Chemotherapy in this group is reserved for patients who relapse or have treatment failure.

Chemotherapy is also for patients with less than partial primary tumor resection (<50%), disease that

compromises organ function or is life threatening, and patients at risk of developing spinal cord

compression. If utilized, low-dose chemotherapy is carboplatin, cyclophosphamide, doxorubicin, and

etoposide. Chemotherapy is 6 to 24 weeks depending upon patient’s age, weight, and extent of disease.

Radiation is seldom given in this group and is reserved for patients with life-threatening symptoms.

Stage MS neuroblastoma tumors without MYCN amplification are very low-risk classification and

most often spontaneously regress. Children with MS disease require biopsy of either primary or

metastatic tumor for biology studies. This subset may be spared for both surgery and chemotherapy.
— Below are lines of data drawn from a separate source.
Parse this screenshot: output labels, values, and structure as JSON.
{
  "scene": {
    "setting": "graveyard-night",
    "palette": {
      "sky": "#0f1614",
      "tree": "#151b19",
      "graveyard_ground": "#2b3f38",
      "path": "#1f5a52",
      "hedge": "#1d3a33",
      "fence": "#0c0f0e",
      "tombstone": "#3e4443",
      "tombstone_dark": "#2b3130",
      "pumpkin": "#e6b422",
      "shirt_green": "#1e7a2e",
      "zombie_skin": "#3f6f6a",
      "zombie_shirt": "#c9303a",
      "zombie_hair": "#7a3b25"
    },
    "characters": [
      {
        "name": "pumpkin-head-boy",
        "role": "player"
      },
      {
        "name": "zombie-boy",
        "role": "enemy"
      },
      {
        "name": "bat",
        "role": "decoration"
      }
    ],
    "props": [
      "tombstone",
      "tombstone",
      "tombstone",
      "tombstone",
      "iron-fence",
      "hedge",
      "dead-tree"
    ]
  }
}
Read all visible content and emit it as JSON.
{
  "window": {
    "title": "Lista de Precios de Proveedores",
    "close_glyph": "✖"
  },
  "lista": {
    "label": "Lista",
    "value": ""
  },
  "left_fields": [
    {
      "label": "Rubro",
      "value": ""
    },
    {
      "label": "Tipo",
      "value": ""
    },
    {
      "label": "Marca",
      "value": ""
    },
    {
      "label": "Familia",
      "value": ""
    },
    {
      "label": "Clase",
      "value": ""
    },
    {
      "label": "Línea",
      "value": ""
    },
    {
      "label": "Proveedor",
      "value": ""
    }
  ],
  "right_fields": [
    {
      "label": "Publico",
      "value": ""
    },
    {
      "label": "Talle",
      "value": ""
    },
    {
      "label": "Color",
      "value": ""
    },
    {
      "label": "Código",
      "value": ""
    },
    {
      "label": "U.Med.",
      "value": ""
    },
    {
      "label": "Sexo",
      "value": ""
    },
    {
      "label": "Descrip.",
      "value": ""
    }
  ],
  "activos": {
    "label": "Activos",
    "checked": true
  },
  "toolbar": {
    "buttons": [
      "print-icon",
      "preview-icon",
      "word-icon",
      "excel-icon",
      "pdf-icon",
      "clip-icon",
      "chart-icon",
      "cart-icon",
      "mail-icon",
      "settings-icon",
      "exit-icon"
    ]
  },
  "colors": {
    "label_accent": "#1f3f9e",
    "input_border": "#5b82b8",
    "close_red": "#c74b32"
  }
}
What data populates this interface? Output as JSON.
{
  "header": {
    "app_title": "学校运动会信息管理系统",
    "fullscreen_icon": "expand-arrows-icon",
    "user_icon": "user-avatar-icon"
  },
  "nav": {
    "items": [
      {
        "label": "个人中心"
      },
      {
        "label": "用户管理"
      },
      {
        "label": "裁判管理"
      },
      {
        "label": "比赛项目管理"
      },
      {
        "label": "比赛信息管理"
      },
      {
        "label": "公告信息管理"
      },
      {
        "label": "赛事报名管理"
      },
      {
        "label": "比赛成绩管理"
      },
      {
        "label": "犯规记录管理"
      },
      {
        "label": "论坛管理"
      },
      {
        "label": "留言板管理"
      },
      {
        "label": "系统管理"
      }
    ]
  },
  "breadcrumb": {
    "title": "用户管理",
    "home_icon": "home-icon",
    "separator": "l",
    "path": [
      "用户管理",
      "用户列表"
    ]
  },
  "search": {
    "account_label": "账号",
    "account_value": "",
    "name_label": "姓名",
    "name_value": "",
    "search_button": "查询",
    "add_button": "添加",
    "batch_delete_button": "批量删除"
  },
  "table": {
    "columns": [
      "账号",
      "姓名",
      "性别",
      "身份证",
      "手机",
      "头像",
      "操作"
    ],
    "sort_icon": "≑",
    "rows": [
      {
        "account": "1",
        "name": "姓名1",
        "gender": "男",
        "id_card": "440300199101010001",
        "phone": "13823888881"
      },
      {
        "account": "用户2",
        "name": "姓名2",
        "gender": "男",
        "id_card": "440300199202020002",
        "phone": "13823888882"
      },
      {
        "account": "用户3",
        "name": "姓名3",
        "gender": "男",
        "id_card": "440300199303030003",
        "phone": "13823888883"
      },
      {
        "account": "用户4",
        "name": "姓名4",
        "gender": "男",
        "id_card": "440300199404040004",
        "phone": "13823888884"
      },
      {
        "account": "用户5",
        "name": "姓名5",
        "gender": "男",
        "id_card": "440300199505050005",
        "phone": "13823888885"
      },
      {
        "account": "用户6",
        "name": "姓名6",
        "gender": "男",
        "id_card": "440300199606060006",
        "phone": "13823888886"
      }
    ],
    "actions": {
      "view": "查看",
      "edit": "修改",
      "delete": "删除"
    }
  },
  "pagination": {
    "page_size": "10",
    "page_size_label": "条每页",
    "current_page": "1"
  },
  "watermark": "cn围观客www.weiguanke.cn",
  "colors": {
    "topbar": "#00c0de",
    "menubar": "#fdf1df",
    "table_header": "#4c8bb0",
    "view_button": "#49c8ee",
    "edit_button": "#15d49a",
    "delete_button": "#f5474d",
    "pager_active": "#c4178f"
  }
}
Exceptions are patients with massive hepatomegaly causing abdominal compartment syndrome when

low-dose chemotherapy and radiotherapy is given to reduce organ dysfunction. Patients with MS tumors

may require decompressive laparotomy and ventilator support. In this case, attempts should be made to

biopsy extra-abdominal sites, and diagnosis may also be made by bone marrow biopsy. In rare and

extreme life-threatening cases, treatment may be initiated on the basis of diagnostic imaging

characteristics alone.

Intermediate Risk

The intermediate-risk group encompasses a broad spectrum of neuroblastoma tumors. The survival rate

for patients in this group is between 75% and 90%. All patients in this subgroup receive surgery and

chemotherapy. The goals of surgical resection are similar to low-risk cases to establish the diagnosis

with enough tissue for histologic and genetic testing with the most complete tumor resection,

preserving organ function. If the primary tumor is resectable without damage to surrounding organs

and major blood vessels, then full resection is performed with lymph node sampling for staging upfront.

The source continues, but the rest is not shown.